Steps to reproduce the bug with the above code

cargo run

Actual Behaviour

error: process didn't exit successfully: target\debug\rust_mini.exe (exit code: 0xc00000fd, STATUS_STACK_OVERFLOW)

Expected Behaviour

It should print a nice help dialog

Additional Context

Example repository: https://github.com/prateekmedia/ccerrorrustexample

This only happens in Debug mode. This is a part of parameters for ccextractor and related to CCExtractor/ccextractor#1547 Also these parameters are only almost 3/4 of what I have in that file, so do note that.

Debug Output

Finished dev [unoptimized + debuginfo] target(s) in 0.04s
 Running `target\debug\rust_mini.exe`

thread 'main' has overflowed its stack error: process didn't exit successfully: target\debug\rust_mini.exe (exit code: 0xc00000fd, STATUS_STACK_OVERFLOW)

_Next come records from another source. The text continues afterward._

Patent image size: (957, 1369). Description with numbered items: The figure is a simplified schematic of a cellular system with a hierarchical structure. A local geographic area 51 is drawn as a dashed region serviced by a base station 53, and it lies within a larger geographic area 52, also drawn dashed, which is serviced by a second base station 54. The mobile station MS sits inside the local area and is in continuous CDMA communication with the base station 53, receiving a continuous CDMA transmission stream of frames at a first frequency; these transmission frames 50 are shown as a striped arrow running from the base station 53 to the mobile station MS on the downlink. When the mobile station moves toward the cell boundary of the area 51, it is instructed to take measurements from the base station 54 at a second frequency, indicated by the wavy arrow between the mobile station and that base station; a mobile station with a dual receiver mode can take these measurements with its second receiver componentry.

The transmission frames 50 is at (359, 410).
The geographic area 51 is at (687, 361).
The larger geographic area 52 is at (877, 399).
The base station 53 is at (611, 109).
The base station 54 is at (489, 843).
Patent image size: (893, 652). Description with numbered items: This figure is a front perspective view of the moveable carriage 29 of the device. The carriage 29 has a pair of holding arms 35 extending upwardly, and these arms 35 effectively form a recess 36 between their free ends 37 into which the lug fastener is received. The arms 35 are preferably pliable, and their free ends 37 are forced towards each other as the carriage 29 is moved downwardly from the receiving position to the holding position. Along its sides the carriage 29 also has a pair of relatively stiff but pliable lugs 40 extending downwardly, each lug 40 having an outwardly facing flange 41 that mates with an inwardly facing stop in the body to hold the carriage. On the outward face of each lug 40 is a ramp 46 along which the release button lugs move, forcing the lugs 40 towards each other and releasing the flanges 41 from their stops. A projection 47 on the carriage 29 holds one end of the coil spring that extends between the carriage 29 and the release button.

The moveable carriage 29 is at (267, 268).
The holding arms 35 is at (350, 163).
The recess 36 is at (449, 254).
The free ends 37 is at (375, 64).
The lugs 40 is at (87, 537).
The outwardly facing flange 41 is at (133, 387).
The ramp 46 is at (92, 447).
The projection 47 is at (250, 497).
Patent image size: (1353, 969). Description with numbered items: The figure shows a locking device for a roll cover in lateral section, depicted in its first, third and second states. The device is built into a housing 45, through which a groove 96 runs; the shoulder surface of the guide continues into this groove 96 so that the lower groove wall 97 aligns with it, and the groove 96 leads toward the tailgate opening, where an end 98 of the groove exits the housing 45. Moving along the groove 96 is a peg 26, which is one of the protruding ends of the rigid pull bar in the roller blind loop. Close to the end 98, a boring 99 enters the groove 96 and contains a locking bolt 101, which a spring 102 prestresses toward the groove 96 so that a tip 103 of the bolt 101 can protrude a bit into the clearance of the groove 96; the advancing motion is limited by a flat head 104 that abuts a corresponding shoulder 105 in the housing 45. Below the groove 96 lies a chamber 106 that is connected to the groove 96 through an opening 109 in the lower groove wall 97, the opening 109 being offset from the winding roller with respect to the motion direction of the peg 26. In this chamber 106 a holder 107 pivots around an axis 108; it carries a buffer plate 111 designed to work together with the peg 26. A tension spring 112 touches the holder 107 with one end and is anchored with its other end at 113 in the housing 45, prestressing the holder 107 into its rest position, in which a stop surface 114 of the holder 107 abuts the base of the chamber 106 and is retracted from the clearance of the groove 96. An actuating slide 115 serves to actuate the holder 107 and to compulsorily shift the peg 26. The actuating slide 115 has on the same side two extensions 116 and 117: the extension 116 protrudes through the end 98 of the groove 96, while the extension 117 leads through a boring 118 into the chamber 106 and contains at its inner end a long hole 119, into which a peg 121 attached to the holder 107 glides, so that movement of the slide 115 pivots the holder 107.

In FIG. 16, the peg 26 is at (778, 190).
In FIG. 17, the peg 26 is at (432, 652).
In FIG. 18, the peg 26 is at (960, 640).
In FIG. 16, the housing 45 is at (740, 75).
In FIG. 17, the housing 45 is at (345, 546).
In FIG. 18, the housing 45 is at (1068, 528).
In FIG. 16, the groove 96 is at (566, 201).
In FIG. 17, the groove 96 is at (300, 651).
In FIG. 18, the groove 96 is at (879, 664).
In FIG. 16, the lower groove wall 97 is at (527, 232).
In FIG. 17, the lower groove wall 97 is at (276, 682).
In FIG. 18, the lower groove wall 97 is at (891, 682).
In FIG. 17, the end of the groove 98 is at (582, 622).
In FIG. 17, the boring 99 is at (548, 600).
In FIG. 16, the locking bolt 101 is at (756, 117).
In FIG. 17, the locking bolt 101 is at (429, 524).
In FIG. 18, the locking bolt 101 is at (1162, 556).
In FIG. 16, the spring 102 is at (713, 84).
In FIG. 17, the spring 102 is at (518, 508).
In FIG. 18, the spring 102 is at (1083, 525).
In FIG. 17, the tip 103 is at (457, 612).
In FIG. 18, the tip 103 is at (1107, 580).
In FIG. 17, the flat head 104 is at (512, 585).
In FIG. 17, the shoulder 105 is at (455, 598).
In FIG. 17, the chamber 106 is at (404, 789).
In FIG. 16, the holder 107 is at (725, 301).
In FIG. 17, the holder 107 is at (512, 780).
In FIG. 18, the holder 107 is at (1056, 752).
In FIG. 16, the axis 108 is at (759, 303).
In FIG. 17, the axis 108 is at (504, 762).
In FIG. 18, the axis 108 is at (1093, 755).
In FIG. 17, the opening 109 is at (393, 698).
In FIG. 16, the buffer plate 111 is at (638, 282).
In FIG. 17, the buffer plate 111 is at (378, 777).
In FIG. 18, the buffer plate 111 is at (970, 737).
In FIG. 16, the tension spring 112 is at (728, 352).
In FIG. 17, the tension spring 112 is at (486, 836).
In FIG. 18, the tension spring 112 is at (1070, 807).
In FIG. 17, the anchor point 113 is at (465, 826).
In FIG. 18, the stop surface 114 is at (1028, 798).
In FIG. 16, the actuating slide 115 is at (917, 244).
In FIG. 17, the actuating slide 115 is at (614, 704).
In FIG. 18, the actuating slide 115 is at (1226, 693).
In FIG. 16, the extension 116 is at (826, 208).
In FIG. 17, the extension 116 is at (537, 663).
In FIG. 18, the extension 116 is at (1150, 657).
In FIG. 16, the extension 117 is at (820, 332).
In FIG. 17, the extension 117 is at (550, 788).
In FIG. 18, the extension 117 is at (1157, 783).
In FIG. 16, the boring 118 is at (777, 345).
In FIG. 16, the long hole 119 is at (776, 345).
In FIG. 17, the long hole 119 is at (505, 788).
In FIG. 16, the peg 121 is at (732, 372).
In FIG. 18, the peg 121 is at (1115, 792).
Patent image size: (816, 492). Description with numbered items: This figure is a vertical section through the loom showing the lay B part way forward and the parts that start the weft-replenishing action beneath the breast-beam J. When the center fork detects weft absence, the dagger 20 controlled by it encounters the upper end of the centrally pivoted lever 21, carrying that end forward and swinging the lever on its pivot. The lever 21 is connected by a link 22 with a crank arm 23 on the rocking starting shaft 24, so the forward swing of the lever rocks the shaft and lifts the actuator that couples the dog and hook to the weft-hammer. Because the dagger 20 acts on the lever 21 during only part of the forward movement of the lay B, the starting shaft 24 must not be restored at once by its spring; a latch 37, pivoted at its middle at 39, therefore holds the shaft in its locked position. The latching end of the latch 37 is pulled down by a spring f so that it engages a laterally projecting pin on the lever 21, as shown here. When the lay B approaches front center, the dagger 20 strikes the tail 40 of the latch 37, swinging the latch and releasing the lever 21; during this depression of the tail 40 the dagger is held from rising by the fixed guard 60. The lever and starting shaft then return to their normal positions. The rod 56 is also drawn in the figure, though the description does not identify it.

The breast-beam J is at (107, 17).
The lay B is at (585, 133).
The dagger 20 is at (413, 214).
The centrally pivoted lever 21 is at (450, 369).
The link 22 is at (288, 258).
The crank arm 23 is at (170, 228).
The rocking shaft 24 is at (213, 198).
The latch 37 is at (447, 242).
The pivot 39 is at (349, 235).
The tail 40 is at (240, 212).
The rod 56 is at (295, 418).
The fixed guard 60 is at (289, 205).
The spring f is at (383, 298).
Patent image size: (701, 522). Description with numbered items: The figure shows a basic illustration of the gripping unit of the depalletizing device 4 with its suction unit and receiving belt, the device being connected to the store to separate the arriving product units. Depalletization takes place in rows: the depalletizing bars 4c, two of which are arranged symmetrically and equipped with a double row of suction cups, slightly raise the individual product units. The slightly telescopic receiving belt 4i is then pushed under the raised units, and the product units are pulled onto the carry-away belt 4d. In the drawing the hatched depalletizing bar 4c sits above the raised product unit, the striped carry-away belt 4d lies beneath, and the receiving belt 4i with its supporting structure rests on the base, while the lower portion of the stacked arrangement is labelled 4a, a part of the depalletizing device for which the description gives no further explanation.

epage commented 1 year ago

See also #4516 and #3524.

Drat, this being only on Windows makes it even worse.

The compiler is doing something very unexpected with stack allocations that we need to dig into and figure out.

prateekmedia commented 1 year ago

This seems only to be a issue in debug mode, in release mode it seems to be fine.

hoytak commented 9 months ago

Sharing my insight here as I hit this issue as well. The default stack size on windows is 1MB (8MB elsewhere, usually) so setting it to 8MB manually in the build process fixed this issue. This can be done by adding a build.rs file that sets the stack size on the linker on windows to 8MB.

From https://github.com/xetdata/xet-core/blob/ed72349a0a98f8160f1afaea3bbacd2bb2743f75/rust/gitxet/build.rs:

fn main() {
    let target_env = std::env::var("CARGO_CFG_TARGET_ENV").unwrap_or("".to_owned());
    if target_env == "msvc" {
        println!("cargo:rustc-link-arg=/stack:{}", 8 * 1024 * 1024);
    }
}

However, to debug the issue while working on an osx machine, I found that setting a stack size of 512KB also triggered the issue for me. This can be done using build.rs:

fn main() {
  println!("cargo:rustc-link-arg=-Wl,-stack_size,{:#x}",  512 * 1024);
}

With this, running the program through rust-lldb shows the places where the stack overflows, which (I hope) will help track down a fix. For me, it was in the macro generated code, but I suspect a couple judicious uses of Box to move local objects from the stack to the heap could fix this and the related issues.